Korsakov

Korsakov / Chronique LP > Anosognosia

Korsakov-LP Le black metal est propice aux sujets traitant des maladies mentales. L'anosognosie est un trouble neuropsychologique qui fait qu'un patient atteint d'une maladie ou d'un handicap ne semble pas avoir conscience de sa condition. Bien sûr, tout parallèle avec la société serait parfaitement fortuit. Les deux Lillois de Korsakov nous transportent dans un black metal atmosphérique, tortueux et mélancolique. On se retrouve vite plongé dans une mélancolie aliénante avec des riffs et un chant strident qui sont la matérialisation d'une douleur interne profonde. On est enfermé dans un labyrinthe sonore dont les murs sont marqués par l'empreinte des contradictions de la psyché des âmes perdues dans ce dédale. On flirte avec la folie.
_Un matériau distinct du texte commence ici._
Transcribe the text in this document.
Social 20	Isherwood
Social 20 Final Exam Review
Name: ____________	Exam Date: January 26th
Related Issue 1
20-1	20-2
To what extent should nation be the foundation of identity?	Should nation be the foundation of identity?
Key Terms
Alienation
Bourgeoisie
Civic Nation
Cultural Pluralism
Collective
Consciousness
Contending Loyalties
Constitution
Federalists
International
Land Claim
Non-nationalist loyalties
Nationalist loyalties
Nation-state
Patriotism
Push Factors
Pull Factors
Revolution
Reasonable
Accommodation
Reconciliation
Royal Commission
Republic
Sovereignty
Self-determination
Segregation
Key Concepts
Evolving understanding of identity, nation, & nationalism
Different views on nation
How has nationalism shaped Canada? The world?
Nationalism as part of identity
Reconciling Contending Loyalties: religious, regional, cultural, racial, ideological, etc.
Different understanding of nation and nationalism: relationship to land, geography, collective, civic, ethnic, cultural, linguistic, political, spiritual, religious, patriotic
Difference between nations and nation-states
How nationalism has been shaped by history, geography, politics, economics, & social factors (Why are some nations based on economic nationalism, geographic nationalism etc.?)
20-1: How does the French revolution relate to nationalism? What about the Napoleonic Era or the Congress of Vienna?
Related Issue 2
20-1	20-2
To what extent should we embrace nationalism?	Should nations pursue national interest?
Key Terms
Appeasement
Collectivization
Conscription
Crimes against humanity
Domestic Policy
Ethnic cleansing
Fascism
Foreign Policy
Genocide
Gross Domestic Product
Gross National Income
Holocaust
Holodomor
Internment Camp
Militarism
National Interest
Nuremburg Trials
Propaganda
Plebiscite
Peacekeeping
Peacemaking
On va naviguer tout au long des compos de l'album dans le sombre, voyager avec les ombres, avec des moments lumineux et reposants, pleins de mélancolie. Ce deuxième album de Korsakov est très bien construit. Alternant avec douceur entre violence brute et douceur planante. On notera que certains morceaux sont plutôt courts, ce qui est plutôt rare dans le genre. Avec des inserts ambient, shoegaze ou post-metal, les Nordistes nous embarquent dans un voyage sensoriel avec des compositions foisonnantes d'idées, en réussissant à ne pas nous perdre. Le tout est parfaitement équilibré et accessible.

Publié dans le Mag #65

Korsakov / Chronique LP > погружать

korsakov - погружать Troubles de la mémoire, perte des repères et immersion dans des eaux troubles sans trop d'espoir de remonter à la surface, voilà le résumé de ce que nous propose le duo Korsakov pour son premier album. Un groupe aussi obscur que sa musique car on ne sait pas grand-chose d'eux si ce n'est qu'ils sont Lillois et ont une solide expérience métallique. Cachés sous les initiales A et E, les musiciens se partagent le travail, le premier compose toutes les musiques, le second met sa voix sur les instrumentaux, une voix qui porte des cris, des hurlements et des sons gutturaux plus que des textes. Selon les pistes (de "I" à "VI", là encore peu d'infos), on a des ambiances franchement black metal et d'autres plus éthérées qui peuvent être estampillées "post hard core", perso, c'est vers celles là que je reviens le plus facilement notamment la "III", véritable grand huit émotionnel où les guitares cisaillent une atmosphère épaisse mais pas aussi sombre que sur les titres où les riffs et les coups de butoir sont torrentiels. Sans les passages posés et les deux plages claires ("II" et "IV"), cet opus serait une expérience physique dont on ne sortirait pas indemne, grâce à ces moments, on survit à son écoute et on a même envie de s'y replonger.